The SEC’s Warning and Grayscale’s Unintended Consequences
This recent event marks another flashpoint in escalating disputes between cryptocurrency enterprises and the SEC. In the heart of this regulatory drama lies the Filecoin Trust, a creation of Grayscale, which forms part of the wider Digital Currency Group (DCG).
Grayscale’s Form 10 submission for the trust aimed to convert it into an entity that would disclose quarterly results, paralleling the practice of publicly listed companies.
On May 17, a press release confirmed that the SEC advised Grayscale to withdraw its application. Instead, the SEC recommended that Grayscale consider registering as an investment entity, in line with the Investment Company Act of 1940. A shift towards investment company status could impose certain limitations on the Filecoin Trust, potentially impacting its capacity to issue securities.
The Filecoin Trust: An Investment Company in Disguise?
For the Filecoin Trust to qualify as an investment company, it must position itself as an entity primarily engaged in securities investment. That raises a critical question: can FIL pass the Howey Test, the established criterion for determining whether a transaction amounts to an investment contract and hence qualifies as a security?
According to the Howey Test, a transaction is classified as an investment contract if it represents an investment of funds in a shared venture, expecting profits predominantly from others’ efforts. Despite this definition, FIL, utilized as a payment method for Filecoin’s data storage services, has a valid use case. Consequently, this practical usage might exempt FIL from satisfying the Howey Test conditions.

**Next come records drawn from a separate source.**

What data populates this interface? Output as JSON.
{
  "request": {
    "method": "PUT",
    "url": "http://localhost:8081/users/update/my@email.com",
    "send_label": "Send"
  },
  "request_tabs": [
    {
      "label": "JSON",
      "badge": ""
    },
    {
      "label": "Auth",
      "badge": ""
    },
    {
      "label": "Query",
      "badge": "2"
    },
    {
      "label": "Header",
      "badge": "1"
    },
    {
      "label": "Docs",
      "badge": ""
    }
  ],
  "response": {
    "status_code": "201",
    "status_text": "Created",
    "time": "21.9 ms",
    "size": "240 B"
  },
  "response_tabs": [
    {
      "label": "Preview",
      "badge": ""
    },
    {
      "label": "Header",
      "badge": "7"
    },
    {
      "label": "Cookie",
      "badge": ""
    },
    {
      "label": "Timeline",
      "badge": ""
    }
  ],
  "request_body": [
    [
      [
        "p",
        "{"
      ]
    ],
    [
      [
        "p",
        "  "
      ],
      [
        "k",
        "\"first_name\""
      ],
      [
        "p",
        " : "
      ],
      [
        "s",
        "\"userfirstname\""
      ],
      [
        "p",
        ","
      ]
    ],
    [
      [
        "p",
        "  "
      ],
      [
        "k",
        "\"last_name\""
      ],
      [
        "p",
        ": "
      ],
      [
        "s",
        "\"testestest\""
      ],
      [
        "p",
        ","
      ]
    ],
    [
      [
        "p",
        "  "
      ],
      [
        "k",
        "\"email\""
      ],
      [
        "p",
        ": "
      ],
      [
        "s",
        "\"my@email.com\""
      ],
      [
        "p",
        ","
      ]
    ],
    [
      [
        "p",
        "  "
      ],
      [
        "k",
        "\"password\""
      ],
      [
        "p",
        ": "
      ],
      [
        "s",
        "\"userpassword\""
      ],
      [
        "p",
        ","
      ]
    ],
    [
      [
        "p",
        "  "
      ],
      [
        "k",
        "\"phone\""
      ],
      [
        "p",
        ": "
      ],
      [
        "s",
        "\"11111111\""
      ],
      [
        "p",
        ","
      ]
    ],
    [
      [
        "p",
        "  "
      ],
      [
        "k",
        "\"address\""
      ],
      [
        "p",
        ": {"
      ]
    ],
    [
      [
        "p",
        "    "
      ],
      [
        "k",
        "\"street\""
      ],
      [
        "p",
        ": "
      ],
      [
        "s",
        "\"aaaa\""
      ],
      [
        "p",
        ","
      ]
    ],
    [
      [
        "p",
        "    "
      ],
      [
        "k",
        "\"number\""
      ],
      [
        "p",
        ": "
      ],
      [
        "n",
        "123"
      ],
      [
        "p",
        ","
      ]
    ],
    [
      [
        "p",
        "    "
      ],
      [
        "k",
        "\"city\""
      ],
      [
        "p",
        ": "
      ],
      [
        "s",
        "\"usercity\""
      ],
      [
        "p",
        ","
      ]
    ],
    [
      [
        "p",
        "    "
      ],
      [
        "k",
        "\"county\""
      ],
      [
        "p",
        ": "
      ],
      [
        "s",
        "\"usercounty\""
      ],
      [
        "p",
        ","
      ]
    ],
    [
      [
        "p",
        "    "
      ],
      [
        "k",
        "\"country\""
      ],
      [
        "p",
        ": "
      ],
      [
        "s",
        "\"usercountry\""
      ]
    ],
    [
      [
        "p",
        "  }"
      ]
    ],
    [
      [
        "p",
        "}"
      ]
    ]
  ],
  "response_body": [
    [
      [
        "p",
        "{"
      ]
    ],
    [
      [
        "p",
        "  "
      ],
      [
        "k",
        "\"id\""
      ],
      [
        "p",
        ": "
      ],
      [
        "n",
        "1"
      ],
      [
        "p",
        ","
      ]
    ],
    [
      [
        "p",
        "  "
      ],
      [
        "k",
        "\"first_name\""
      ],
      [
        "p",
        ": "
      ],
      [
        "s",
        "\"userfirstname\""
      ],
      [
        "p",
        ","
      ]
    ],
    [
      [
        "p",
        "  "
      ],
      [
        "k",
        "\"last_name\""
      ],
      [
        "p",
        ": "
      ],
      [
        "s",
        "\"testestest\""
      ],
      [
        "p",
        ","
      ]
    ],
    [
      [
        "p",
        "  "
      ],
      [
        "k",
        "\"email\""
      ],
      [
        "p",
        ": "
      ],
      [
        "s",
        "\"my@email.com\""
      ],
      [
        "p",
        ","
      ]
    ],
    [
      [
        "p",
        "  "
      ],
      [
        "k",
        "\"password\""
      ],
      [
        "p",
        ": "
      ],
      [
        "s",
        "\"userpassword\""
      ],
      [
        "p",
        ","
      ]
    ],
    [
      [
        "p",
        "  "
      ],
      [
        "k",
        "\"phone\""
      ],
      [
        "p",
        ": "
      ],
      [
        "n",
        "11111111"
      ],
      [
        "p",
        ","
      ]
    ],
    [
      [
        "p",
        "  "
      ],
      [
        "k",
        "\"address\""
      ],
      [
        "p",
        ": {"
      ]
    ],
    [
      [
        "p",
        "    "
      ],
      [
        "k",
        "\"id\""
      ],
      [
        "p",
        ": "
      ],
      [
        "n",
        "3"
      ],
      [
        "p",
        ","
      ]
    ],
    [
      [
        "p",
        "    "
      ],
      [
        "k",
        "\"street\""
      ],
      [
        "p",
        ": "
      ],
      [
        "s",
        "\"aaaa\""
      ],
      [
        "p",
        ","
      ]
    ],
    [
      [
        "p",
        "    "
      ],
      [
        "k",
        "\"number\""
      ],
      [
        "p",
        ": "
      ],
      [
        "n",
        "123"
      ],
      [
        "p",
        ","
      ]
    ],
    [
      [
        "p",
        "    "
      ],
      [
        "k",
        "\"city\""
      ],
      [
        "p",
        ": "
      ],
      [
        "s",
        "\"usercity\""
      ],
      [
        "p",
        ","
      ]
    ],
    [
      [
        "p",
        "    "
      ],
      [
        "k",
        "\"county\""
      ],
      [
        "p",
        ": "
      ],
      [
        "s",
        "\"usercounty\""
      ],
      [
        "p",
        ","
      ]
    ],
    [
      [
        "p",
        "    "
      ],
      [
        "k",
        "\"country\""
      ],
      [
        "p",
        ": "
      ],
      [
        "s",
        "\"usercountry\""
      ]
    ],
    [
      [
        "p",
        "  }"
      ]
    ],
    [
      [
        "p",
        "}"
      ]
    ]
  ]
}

Grayscale’s Pushback Against the SEC’s Ruling
Grayscale’s stance, articulated in the same press release, signals a spirit of resistance. While the firm has expressed its intent to cooperate if it fails to sway the SEC, it contests the notion that FIL is a security under federal laws.
In the firm’s words, “Grayscale does not believe that FIL is a security under federal securities laws and intends to respond promptly to the SEC staff with an explanation of the legal basis for Grayscale’s position.”
The company recognizes the inherent uncertainty of its position: “Grayscale cannot predict whether the SEC staff will be persuaded that Grayscale’s position is correct, and if not, whether it may become necessary for Grayscale to enable the Trust to register under the ICA of 1940 or, alternatively, seek dissolution of the Trust.”